Like the U.S. government, Missouri classifies drugs by their danger – and lack of medical value – and lists them by what it calls Schedules. Schedule I, the highest rung in both the federal and state classifications, lists marijuana along with heroin and LSD.
Schedules II through V include everyday painkillers and prescription medicines. You can be charged with drug possession even for prescribed medicines such as Ambien (a sleep aid) and Xanax and Valium (anxiety reducers). Even prescription cold medicines (which can be used to produce methamphetamine) are listed.
In other words, mere possession of a scheduled substance can lead to federal or state charges, or sometimes both.
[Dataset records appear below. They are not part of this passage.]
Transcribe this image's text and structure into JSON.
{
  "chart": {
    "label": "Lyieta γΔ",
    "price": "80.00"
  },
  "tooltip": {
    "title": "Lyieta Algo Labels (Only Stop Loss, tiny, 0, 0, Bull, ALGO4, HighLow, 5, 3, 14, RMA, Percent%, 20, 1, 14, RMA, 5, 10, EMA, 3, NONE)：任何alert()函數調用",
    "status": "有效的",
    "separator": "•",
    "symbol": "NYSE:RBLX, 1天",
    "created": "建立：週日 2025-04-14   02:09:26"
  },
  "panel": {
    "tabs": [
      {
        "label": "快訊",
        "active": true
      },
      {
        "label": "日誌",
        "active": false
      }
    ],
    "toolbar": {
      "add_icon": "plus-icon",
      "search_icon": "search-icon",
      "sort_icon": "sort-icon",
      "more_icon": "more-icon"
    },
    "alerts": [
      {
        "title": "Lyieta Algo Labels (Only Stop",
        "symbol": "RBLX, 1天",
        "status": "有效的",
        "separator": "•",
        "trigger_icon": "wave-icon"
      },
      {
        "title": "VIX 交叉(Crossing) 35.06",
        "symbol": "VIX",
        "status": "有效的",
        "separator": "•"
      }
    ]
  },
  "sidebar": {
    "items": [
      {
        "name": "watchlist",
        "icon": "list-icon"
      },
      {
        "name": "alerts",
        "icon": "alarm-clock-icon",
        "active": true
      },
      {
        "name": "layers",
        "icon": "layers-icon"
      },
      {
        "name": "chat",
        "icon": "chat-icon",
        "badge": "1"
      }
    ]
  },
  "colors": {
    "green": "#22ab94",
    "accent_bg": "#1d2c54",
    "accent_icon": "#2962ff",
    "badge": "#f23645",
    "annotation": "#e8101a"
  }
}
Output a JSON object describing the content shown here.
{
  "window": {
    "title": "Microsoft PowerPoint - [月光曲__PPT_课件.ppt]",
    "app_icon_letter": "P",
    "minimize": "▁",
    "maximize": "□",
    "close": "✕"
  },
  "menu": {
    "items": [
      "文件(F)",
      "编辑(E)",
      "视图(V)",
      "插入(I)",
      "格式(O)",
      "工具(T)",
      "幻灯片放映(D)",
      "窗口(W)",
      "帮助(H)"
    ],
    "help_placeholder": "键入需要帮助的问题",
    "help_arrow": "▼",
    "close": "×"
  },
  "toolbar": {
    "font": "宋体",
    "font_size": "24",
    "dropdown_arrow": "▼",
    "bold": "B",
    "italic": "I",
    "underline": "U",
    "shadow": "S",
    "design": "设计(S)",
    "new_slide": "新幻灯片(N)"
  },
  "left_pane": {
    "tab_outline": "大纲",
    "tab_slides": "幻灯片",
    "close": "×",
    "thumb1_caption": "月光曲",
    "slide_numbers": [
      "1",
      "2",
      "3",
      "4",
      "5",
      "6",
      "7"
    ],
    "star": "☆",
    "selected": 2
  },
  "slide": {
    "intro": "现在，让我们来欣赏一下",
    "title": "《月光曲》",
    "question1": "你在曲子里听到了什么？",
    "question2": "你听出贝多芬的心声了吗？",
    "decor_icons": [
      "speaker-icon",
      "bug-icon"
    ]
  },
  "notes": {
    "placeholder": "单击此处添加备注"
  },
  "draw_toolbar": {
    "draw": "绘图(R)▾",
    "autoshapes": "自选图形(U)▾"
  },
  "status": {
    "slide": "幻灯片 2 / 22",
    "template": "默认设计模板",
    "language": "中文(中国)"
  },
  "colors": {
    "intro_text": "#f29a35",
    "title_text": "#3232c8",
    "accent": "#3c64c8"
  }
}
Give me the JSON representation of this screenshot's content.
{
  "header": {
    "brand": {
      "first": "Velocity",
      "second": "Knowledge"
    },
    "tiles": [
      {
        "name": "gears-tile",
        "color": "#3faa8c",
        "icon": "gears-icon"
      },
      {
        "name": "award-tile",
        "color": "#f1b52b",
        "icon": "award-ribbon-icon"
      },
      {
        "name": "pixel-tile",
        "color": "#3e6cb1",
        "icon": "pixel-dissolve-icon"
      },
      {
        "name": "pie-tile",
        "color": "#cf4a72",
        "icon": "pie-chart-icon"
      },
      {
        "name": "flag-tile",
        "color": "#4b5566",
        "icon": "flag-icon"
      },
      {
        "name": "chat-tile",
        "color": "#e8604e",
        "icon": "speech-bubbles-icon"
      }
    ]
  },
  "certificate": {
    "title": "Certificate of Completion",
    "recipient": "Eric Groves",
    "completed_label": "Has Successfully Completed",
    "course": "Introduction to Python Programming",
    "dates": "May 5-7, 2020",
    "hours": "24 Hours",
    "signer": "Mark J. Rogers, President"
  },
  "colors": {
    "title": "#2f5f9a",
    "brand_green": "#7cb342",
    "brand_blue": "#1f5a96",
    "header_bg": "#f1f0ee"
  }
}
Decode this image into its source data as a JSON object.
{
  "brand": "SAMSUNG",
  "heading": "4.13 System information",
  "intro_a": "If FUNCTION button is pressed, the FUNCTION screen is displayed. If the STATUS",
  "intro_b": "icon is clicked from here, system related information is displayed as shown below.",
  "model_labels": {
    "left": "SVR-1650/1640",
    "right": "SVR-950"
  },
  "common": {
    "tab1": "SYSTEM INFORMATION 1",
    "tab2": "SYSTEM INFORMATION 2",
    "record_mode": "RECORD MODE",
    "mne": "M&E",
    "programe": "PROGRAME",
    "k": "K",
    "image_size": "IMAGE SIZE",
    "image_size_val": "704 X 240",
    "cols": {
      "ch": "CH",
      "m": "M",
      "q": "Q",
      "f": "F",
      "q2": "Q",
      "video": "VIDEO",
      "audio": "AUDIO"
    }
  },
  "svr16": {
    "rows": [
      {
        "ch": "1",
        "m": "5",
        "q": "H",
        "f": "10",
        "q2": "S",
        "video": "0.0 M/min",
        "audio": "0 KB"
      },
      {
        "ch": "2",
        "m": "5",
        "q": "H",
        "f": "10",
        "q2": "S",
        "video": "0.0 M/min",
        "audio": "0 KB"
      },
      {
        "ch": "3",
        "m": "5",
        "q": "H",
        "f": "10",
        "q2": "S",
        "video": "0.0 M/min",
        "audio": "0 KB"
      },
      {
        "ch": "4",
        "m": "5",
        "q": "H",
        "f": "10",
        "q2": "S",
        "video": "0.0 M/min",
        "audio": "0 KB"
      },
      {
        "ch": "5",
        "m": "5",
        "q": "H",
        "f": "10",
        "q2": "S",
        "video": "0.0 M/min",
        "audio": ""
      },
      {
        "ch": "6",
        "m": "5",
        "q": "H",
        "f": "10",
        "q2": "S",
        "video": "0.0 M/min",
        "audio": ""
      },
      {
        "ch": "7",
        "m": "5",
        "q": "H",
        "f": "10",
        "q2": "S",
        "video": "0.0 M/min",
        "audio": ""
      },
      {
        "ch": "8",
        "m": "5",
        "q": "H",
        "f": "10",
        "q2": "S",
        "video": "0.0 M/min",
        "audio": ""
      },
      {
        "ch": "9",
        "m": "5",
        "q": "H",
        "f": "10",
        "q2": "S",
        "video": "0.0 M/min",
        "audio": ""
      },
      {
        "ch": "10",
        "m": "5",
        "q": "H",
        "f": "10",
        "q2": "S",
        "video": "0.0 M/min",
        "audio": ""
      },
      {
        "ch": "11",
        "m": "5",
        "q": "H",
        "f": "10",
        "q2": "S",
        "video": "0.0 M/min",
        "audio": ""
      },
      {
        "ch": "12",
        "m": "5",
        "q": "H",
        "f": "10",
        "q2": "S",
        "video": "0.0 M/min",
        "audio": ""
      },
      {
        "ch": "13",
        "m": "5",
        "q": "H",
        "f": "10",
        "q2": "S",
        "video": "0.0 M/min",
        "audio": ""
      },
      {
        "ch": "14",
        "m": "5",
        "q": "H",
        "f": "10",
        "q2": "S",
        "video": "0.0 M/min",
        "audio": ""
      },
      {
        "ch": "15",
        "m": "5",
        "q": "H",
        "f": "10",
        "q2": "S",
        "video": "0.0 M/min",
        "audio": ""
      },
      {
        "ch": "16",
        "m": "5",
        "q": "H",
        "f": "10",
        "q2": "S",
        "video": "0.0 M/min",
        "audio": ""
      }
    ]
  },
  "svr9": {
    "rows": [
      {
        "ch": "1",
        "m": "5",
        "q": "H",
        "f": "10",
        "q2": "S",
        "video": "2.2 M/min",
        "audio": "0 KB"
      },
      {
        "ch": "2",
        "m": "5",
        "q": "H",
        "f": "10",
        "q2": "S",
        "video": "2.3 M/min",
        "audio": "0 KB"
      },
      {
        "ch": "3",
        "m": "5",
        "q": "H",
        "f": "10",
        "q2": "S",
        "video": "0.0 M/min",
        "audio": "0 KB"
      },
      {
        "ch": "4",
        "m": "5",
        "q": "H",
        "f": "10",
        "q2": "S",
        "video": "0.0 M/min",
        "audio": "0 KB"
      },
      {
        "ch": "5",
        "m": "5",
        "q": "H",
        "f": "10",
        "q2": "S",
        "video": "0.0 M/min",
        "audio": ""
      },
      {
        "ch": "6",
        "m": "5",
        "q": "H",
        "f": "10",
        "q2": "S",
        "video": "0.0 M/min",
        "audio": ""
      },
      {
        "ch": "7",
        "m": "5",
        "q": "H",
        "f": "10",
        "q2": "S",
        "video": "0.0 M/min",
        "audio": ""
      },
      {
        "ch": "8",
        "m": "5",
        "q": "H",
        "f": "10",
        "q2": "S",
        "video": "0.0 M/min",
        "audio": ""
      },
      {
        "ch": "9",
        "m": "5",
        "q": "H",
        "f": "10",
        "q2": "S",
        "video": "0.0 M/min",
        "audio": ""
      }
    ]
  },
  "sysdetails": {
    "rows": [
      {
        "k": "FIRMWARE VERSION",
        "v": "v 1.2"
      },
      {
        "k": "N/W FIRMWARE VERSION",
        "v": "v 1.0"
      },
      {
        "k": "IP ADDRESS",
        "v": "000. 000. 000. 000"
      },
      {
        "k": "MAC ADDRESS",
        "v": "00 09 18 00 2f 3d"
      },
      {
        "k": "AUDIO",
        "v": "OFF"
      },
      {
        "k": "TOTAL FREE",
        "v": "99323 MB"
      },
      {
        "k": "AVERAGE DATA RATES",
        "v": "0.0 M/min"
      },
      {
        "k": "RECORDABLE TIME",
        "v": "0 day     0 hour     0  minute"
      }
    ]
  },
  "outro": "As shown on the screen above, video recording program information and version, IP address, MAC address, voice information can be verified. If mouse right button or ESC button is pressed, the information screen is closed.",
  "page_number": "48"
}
Federal drug enforcement, however, generally focuses on interstate trafficking and distribution and big-time operations, not the individual possessor or user unless that person is also a dealer or money launderer.
Charges for drug possession can range from a Class D felony to a variety of misdemeanor charges. Possession of any controlled substance other than marijuana is a Class D felony, punishable by up to 7 years in prison.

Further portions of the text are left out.